La llegada de la primavera y los días soleados invitan a pasar más tiempo en el jardín. El ser humano experimenta la renovación de la vida, la regeneración de las fuerzas vitales y su manifestación en el mundo.  Las mesas de estación y demás elementos decorativos se llenan de imágenes que hablan a los sentidos de los niños acerca de este acontecimiento. En el exterior los bulbos del jardín comienzan a brotar y florecer, los árboles muestran nuevos brotes y ramas verdes, los naranjos regalan su aroma.
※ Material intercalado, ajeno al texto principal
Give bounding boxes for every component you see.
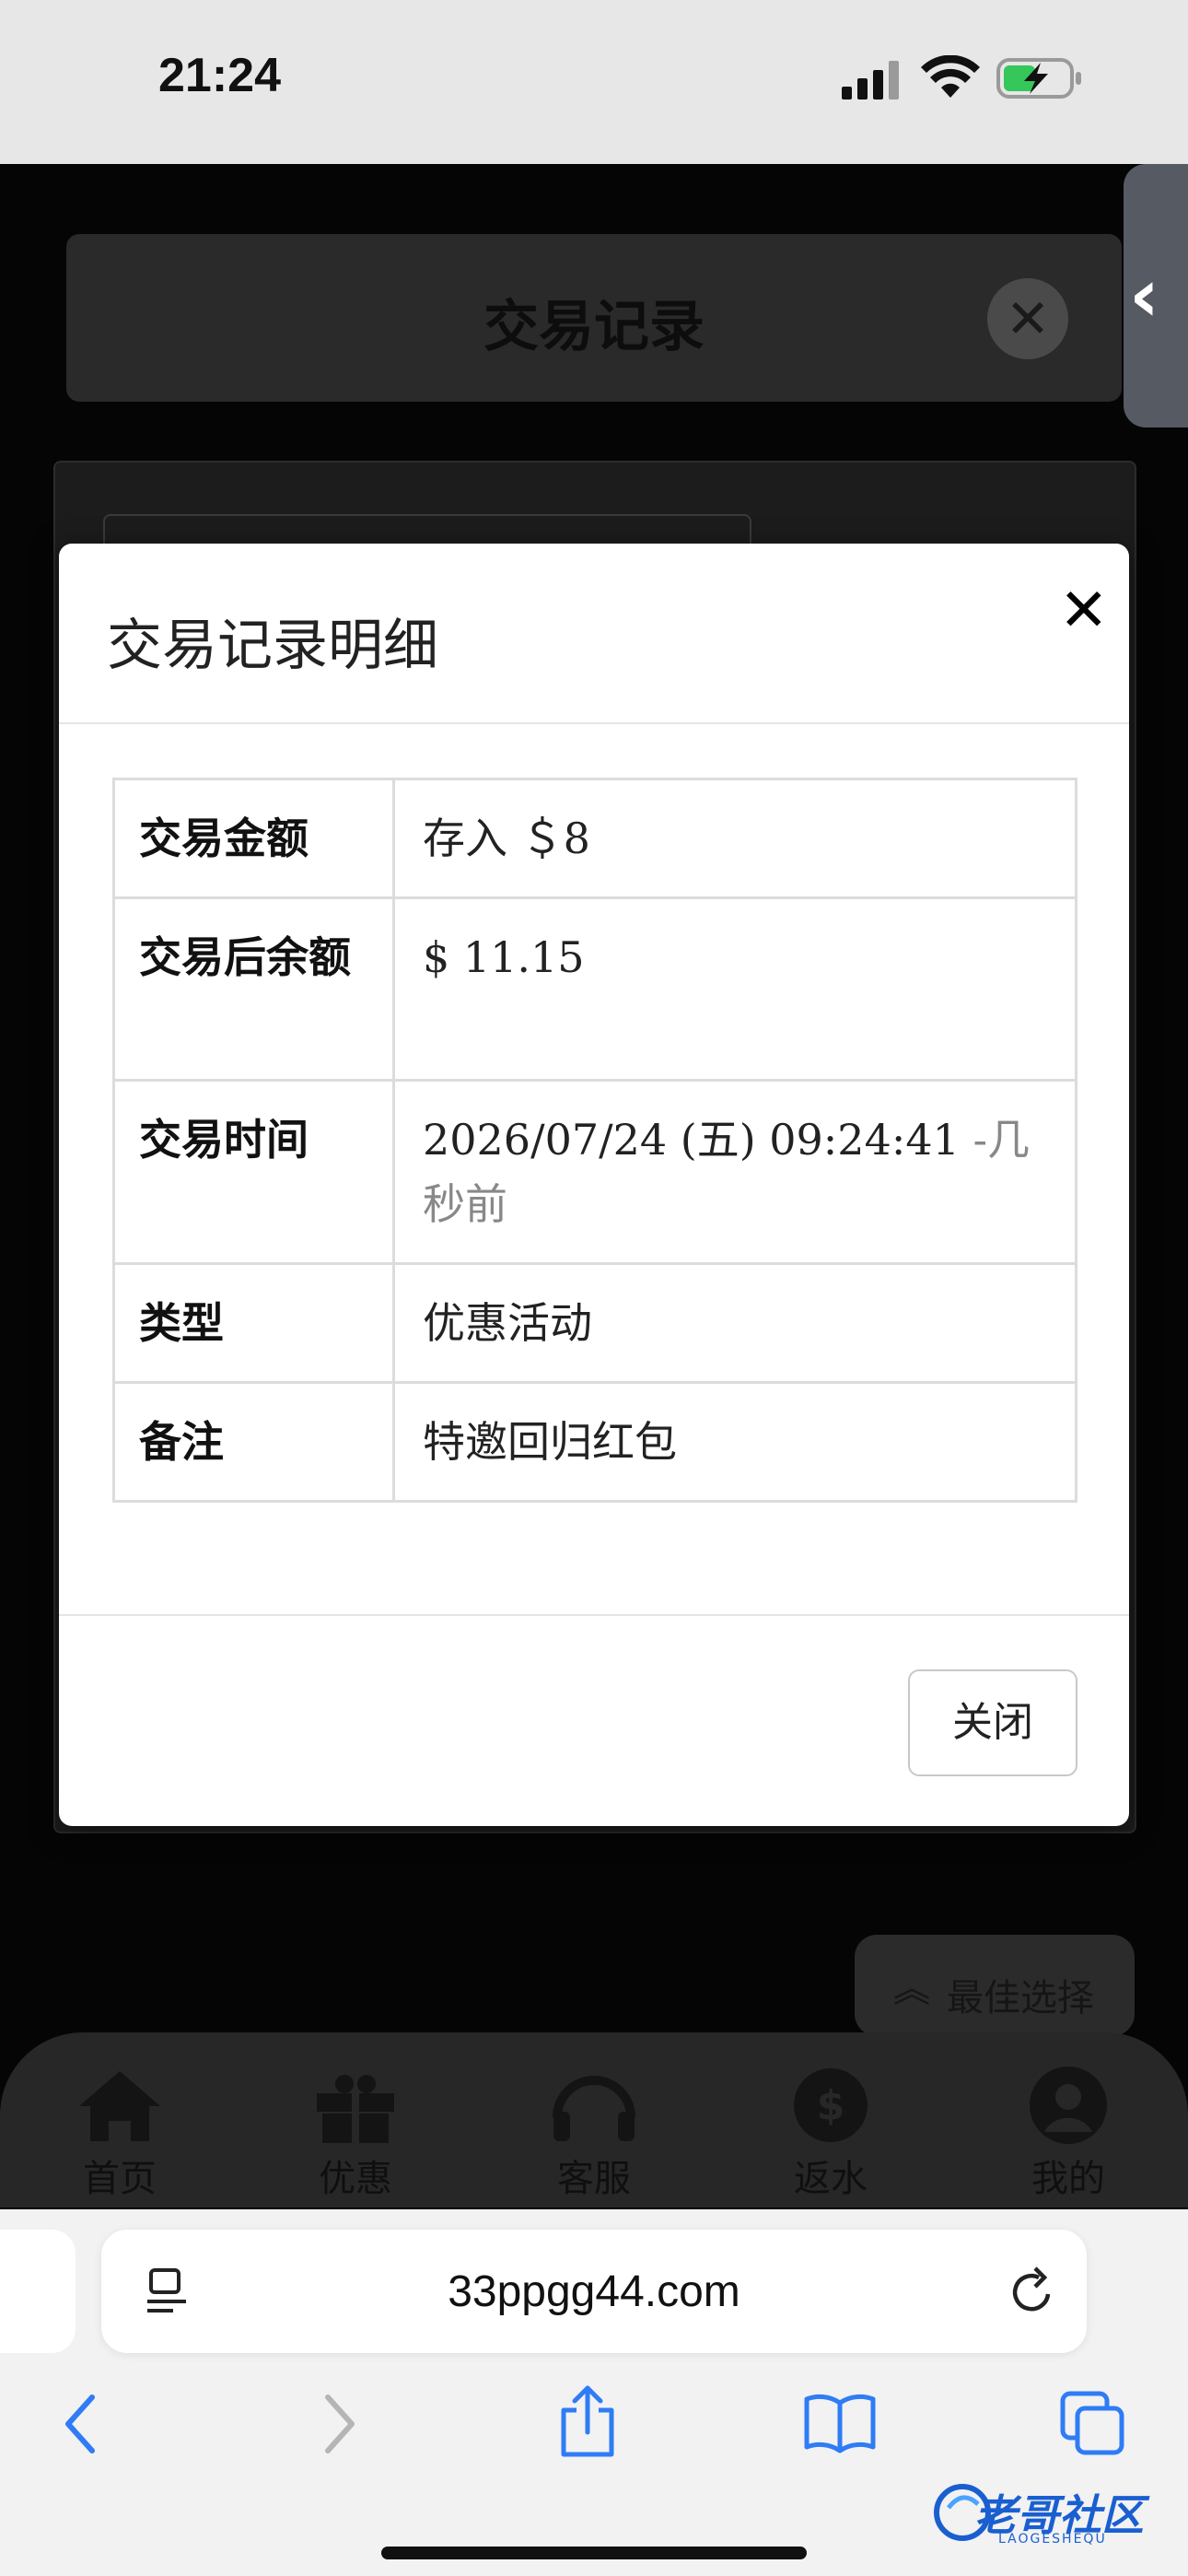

También es tiempo de Pascua, tiempo de renacimiento. Esto nos anuncia la llegada de la liebrecita, ese animal de oído fino que representa el altruismo escondiéndonos las huevos en el jardín. El huevo como símbolo de una nueva vida, de la llegada del sol que hace brotar las semillas de la Tierra.
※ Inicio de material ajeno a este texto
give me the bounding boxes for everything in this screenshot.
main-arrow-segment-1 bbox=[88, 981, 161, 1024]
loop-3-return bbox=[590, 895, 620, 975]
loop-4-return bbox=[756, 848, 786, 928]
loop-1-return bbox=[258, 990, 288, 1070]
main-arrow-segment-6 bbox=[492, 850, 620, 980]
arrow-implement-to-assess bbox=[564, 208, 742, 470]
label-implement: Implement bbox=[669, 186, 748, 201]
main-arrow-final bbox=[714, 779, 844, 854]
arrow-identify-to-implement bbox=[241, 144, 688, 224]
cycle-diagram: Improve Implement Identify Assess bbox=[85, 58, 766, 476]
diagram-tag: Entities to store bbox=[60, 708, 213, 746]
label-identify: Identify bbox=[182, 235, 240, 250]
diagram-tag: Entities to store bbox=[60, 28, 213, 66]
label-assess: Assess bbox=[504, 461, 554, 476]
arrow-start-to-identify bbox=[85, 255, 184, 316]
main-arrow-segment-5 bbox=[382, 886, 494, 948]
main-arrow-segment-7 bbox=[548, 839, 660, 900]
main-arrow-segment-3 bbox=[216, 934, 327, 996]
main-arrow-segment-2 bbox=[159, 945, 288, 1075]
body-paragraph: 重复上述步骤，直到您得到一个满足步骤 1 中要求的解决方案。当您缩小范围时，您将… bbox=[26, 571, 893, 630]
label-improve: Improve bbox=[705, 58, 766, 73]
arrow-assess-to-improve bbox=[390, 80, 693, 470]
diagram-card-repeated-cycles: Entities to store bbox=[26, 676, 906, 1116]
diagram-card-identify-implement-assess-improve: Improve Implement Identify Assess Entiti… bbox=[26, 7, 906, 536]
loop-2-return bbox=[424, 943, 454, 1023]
Varios son los símbolos que nos hablan de la primavera y de la Pascua, entre ellos destacamos los siguientes:

El huevo:

Nos habla de creación de la vida. Durante los días previos a la fiesta de Pascua los niños pintan y decoran huevos. Esta actividad a través del color tiene la cualidad de hacer visible lo que el huevo encierra en su interior.

El grano de trigo:

El trigo es símbolo por excelencia del alimento básico del ser humano: el pan. Con los niños y niñas sembramos semillas de trigo en pequeñas macetas. Allí dormirán un tiempo hasta que, gracias al calor y a la luz del sol, al agua y al cariño y cuidado de todos, salgan al exterior y den lugar a nuevas y doradas espigas.

La liebre:

Este animal reúne en sí diferentes cualidades, se caracteriza por no manifestar especial arraigo a un lugar; carece de madriguera, duerme a la intemperie, destaca por tanto por su capacidad de adaptación a las circunstancias. Es “ciudadana del mundo”. Sus largas orejas captan el más mínimo ruido y su típica postura de escucha atenta dice mucho de sus cualidades. Pero de entre ellas la más significativa es su capacidad de entrega pues normalmente en una cacería o persecución cuando una liebre es acosada, otra liebre estará dispuesta a cruzarse en su camino para salvarla. Así pues, este animal es considerado como un representante de las fuerzas de amor desinteresado y de superación del egoísmo.

El día de la fiesta, la liebre de Pascua llega sigilosa, nadie la ve, y deja un huevo de Pascua para cada niño en el jardín. Ellos deberán hacer un camino de búsqueda hasta dar con ellos. La búsqueda es una constante en la vida del ser humano cuando inicia un camino de desarrollo interior personal.